To solve the integral \( \int \tan^2 x \sec^4 x \, dx \), we will follow a systematic approach. ### Step-by-step Solution: 1. **Set up the integral:** \[ I = \int \tan^2 x \sec^4 x \, dx \] 2. **Use substitution:** Let \( t = \tan x \).
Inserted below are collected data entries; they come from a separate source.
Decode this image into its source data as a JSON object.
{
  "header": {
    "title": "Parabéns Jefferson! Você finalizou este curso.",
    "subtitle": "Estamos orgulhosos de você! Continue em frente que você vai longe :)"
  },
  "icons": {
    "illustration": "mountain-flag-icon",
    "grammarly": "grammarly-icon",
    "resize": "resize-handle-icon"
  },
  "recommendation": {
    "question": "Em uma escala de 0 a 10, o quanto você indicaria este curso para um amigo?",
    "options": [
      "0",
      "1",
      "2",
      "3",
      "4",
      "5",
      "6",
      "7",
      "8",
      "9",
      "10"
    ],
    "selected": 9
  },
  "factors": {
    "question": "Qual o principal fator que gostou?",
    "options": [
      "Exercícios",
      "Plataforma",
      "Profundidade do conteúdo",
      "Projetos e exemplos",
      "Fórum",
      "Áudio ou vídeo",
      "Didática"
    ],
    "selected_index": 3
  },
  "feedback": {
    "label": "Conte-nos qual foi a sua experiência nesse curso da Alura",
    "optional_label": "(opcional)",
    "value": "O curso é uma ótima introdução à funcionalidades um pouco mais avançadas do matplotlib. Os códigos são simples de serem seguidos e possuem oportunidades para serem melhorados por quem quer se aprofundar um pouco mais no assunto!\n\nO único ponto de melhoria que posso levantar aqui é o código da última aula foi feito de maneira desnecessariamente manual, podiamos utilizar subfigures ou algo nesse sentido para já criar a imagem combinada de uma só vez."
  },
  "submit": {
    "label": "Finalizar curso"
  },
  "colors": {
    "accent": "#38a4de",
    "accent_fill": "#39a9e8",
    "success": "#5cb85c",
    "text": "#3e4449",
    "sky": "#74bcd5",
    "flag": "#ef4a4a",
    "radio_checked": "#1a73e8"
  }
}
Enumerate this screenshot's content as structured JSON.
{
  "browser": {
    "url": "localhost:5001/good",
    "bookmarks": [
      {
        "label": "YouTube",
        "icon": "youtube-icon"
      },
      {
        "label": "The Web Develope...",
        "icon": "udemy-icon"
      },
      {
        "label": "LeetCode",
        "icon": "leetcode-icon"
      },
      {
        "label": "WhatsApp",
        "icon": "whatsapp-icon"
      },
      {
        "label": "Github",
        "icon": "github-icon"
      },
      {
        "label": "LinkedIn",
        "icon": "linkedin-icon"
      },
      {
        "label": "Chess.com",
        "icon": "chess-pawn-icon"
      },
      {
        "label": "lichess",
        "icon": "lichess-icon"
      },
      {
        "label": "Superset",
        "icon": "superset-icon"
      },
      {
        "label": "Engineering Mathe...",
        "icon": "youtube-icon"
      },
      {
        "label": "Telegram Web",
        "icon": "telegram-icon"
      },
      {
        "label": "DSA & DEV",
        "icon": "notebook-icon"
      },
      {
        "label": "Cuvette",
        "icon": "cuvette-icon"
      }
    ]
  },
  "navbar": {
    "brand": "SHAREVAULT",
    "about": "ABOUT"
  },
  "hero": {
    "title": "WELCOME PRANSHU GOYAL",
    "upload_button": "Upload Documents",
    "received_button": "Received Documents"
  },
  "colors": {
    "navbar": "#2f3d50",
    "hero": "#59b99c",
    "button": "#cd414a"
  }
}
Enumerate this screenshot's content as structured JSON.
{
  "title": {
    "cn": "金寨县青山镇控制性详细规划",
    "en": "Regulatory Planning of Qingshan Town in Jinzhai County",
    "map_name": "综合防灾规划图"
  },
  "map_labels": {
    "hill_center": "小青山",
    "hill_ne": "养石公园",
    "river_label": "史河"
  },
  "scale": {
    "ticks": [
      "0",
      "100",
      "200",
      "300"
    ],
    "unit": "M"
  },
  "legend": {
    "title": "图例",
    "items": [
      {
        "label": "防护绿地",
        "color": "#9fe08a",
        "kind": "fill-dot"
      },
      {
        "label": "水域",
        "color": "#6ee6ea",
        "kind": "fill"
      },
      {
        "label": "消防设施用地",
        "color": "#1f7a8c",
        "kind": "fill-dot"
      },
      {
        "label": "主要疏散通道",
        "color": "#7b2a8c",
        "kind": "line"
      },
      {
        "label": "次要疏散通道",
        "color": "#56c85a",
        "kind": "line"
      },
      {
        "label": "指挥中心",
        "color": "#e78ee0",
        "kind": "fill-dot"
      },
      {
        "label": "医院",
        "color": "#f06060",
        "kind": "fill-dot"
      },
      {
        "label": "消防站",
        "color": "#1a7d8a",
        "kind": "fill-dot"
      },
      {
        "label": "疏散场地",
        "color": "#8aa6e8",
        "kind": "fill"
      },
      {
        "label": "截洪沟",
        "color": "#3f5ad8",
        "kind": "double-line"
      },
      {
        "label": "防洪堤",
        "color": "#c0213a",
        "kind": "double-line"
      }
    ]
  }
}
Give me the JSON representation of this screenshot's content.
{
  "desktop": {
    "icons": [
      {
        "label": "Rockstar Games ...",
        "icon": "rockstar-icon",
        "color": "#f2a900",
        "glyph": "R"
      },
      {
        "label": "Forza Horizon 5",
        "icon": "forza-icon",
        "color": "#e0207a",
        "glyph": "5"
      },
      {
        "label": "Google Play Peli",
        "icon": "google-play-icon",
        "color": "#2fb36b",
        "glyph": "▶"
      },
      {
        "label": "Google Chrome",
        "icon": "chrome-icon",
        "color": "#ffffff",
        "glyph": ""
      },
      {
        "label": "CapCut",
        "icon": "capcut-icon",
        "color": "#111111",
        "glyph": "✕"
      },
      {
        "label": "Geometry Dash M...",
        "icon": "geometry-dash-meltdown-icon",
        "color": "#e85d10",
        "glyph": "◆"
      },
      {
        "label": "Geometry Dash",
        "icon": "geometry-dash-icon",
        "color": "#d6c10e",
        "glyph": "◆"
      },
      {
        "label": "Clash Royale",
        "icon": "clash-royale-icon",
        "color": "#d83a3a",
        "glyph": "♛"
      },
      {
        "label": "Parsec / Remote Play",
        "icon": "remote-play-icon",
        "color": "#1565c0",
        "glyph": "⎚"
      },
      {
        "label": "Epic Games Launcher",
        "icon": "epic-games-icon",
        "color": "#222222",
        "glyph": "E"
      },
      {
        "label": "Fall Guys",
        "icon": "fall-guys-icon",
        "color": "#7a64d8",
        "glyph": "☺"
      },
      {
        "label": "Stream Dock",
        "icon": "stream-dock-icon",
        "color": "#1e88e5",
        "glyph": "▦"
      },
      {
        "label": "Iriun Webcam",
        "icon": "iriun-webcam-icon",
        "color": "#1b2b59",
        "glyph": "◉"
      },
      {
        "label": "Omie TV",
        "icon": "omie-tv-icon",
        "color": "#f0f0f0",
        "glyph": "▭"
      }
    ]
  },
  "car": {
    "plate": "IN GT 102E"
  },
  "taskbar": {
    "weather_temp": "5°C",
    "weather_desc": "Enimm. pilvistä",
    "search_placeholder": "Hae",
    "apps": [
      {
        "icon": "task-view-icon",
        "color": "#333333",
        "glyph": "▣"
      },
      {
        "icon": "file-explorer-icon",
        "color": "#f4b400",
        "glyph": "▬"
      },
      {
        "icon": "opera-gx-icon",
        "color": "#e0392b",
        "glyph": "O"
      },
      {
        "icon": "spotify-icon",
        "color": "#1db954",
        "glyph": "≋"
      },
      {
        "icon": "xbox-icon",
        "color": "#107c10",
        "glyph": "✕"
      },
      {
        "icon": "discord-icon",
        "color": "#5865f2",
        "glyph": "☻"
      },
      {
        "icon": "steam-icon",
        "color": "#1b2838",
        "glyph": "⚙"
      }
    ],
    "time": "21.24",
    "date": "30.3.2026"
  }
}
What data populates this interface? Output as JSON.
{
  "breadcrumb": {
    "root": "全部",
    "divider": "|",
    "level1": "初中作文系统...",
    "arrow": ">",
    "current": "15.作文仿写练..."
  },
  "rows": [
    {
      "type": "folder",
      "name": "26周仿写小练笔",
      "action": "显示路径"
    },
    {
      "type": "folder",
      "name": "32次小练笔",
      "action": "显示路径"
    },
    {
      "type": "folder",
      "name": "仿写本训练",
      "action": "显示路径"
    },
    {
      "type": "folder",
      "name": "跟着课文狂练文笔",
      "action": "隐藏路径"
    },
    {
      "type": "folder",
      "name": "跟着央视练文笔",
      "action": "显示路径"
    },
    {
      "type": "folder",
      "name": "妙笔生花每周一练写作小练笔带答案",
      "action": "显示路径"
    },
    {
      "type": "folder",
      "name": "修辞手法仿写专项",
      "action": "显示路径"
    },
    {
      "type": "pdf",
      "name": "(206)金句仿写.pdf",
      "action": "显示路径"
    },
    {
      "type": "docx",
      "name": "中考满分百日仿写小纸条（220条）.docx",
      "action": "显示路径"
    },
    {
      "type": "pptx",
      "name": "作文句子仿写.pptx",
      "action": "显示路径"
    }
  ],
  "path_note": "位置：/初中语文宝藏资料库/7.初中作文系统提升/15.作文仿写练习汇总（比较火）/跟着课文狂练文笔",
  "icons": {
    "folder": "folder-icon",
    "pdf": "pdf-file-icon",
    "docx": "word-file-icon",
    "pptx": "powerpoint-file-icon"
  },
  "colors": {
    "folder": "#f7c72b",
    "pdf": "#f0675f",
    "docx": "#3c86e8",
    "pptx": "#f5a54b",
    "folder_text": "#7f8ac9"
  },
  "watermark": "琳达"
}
Then, the derivative of \( t \) with respect to \( x \) is: \[ \frac{dt}{dx} = \sec^2 x \quad \Rightarrow \quad dt = \sec^2 x \, dx \] 3. **Rewrite the integral in terms of \( t \):** Since \( \tan^2 x = t^2 \) and \( \sec^4 x = \sec^2 x \cdot \sec^2 x \), we can express the integral as: \[ I = \int t^2 \sec^4 x \, dx = \int t^2 \sec^2 x \cdot \sec^2 x \, dx \] Now substituting \( dx \) with \( dt \): \[ I = \int t^2 \sec^2 x \, dt \] 4. **Relate \( \sec^2 x \) to \( t \):** From the identity \( \tan^2 x + 1 = \sec^2 x \), we have: \[ \sec^2 x = t^2 + 1 \] Thus, we can rewrite the integral: \[ I = \int t^2 (t^2 + 1) \, dt \] 5. **Expand the integrand:** \[ I = \int (t^4 + t^2) \, dt \] 6. **Integrate term by term:** \[ I = \int t^4 \, dt + \int t^2 \, dt = \frac{t^5}{5} + \frac{t^3}{3} + C \] 7. **Substitute back for \( t \):** Recall that \( t = \tan x \): \[ I = \frac{\tan^5 x}{5} + \frac{\tan^3 x}{3} + C \] ### Final Answer: \[ \int \tan^2 x \sec^4 x \, dx = \frac{\tan^5 x}{5} + \frac{\tan^3 x}{3} + C \]